Professor Emmanuel Candès, the Barnum–Simons Chair in Mathematics and Statistics and chair of the statistics department at Stanford University, was recognized last year as one of the MacArthur Foundation’s 2017 Fellows. The “Genius Grant” fellowship acknowledges individuals who show “exceptional originality in and dedication to their creative pursuits.” Emmanuel Candès is known for his contributions to a wide range of research in engineering and computer science, most notably compressed sensing.

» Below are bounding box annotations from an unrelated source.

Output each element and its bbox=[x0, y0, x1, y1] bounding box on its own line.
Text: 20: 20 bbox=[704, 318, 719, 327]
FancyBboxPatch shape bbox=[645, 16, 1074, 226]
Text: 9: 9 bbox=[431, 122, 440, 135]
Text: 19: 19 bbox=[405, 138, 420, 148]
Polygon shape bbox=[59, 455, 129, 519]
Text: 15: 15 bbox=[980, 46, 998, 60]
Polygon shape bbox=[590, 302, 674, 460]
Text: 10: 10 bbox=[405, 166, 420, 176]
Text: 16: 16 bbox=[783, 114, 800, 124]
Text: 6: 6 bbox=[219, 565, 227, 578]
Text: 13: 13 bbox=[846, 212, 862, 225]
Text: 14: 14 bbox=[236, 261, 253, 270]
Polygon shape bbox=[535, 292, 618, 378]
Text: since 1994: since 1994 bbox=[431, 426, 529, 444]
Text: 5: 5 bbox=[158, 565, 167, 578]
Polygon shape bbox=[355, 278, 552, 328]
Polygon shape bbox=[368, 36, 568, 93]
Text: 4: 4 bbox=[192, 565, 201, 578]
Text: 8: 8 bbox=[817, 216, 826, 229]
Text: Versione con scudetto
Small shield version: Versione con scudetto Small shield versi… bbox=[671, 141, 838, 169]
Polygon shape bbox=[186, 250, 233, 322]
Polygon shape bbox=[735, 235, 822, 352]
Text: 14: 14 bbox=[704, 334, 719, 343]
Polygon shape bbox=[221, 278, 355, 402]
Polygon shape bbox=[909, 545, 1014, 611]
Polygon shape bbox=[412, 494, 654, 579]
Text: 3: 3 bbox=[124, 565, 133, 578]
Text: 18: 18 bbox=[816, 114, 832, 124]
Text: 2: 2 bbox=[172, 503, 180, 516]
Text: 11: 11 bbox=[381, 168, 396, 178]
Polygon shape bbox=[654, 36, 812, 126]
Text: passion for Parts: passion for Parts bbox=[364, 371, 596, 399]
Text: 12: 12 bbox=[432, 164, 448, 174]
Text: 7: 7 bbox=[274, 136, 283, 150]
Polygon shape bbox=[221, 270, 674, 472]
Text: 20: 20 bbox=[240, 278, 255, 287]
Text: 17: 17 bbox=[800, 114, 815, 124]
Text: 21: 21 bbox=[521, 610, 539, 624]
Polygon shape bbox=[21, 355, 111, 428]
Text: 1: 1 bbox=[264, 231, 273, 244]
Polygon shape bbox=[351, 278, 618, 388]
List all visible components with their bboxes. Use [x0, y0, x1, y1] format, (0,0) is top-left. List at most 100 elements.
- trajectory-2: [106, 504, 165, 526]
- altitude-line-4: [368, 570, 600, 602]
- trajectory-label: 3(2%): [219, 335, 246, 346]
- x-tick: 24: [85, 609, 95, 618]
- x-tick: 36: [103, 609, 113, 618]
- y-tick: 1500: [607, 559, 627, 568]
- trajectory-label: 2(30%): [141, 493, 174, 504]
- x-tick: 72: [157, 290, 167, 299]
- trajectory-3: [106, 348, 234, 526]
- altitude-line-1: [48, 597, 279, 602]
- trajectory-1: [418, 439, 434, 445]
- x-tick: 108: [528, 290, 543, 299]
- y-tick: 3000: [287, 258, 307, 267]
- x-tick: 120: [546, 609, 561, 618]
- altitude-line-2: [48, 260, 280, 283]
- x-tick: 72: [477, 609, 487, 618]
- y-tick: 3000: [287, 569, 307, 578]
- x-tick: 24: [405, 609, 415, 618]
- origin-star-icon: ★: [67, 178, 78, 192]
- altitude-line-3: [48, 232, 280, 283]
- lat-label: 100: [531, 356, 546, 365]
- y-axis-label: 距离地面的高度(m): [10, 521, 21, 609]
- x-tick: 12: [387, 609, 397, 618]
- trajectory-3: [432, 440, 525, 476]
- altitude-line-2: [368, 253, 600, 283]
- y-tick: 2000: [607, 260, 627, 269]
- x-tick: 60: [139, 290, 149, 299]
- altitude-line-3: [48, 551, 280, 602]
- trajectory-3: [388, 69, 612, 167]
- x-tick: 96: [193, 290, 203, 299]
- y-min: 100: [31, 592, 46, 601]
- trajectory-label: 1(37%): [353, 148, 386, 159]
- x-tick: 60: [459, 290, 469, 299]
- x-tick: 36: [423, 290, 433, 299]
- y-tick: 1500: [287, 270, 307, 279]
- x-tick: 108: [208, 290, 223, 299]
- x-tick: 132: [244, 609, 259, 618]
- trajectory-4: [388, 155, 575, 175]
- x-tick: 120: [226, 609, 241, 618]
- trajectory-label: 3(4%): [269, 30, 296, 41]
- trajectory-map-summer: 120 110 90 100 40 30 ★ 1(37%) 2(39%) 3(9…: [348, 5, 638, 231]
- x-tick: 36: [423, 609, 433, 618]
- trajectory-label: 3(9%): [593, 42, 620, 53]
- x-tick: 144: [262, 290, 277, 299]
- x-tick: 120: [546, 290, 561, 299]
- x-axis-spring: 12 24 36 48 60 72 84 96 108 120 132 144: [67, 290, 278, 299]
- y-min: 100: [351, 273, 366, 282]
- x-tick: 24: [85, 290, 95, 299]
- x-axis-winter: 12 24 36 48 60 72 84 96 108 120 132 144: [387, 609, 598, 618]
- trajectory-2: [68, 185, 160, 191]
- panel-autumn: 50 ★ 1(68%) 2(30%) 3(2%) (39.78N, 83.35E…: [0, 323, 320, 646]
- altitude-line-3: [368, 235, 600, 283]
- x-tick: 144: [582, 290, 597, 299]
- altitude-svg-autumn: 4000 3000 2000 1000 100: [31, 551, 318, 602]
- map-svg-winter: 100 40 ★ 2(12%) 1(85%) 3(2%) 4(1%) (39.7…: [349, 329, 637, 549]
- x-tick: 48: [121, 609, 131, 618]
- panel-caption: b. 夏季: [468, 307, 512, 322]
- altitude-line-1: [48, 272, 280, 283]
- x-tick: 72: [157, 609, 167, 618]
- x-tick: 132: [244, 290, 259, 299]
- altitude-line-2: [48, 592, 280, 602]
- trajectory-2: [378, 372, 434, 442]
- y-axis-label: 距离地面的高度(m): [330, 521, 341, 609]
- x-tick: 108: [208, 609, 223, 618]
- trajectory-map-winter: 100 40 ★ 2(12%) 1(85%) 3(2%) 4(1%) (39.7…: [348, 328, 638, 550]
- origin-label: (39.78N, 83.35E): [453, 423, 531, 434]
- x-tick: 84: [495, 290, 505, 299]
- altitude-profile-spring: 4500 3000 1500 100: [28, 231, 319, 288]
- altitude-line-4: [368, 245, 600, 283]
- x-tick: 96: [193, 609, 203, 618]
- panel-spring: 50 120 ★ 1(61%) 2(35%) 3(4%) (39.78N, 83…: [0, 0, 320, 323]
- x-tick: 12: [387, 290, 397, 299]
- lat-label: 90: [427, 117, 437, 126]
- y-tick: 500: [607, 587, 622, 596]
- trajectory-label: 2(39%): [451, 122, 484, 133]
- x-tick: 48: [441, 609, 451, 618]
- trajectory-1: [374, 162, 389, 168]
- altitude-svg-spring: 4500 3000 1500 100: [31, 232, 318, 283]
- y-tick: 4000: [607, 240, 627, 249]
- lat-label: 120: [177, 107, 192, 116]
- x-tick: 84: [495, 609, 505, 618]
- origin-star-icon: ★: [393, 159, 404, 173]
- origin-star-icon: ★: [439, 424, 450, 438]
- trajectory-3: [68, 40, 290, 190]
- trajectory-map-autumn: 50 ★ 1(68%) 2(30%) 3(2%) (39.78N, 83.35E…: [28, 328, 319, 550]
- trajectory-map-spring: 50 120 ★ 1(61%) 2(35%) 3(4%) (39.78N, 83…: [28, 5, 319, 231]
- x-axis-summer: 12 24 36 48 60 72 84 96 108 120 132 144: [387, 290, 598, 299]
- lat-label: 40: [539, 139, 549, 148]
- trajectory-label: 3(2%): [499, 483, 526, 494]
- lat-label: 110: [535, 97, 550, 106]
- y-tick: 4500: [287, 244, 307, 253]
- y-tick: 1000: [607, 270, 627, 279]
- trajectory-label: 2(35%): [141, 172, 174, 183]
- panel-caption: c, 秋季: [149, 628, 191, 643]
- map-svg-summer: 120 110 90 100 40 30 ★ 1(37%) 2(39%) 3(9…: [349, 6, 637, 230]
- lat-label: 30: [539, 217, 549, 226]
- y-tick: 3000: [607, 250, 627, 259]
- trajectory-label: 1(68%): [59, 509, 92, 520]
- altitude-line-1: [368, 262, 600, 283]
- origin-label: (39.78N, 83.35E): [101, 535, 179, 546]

He plans to use his MacArthur grant to fuel the exploration of next-generation applications of big data.
Emmanuel Candès is known for developing a unified framework for addressing a range of problems in engineering and computer science, most notably compressed sensing, a technique for efficiently reconstructing or acquiring signals that make up sounds and images. Candès’ research focuses on reconstructing high-resolution images from small numbers of random measurements, as well as recovering the missing entries in massive data tables.
Using an approach that draws on concepts from linear algebra and L1 minimization (a concept of high-dimensional geometry), Candès and colleagues were able to reconstruct high-resolution signals from sparse measurements under specified conditions. In diagnostic healthcare, for example, reducing the number of measurements needed to create high-resolution MRI scans shortens the amount of time patients must remain still in the scanner, an outcome with particularly beneficial implications for children. The ability to process and/or reconstruct audio, visual, and wireless signals from limited data has also led to significant refinements in digital photography, radar imaging, and wireless communications. Candès has expanded this work to address problems in low-rank matrix completion, devising statistical estimation methods for inferring missing entries in data arrays. (This is analogous to trying to identify a customer’s movie preferences from the partial movie ratings that the user has provided.) His framework holds promise for phase retrieval, a problem arising in many applications such as crystallography, diffraction imaging (X-ray), and astronomical instrumentation.
Candès’s work at the interface of applied and theoretical mathematics is generating new lines of research in information theory as well as laying the groundwork for improvements in many devices that make use of signal and image processing methods.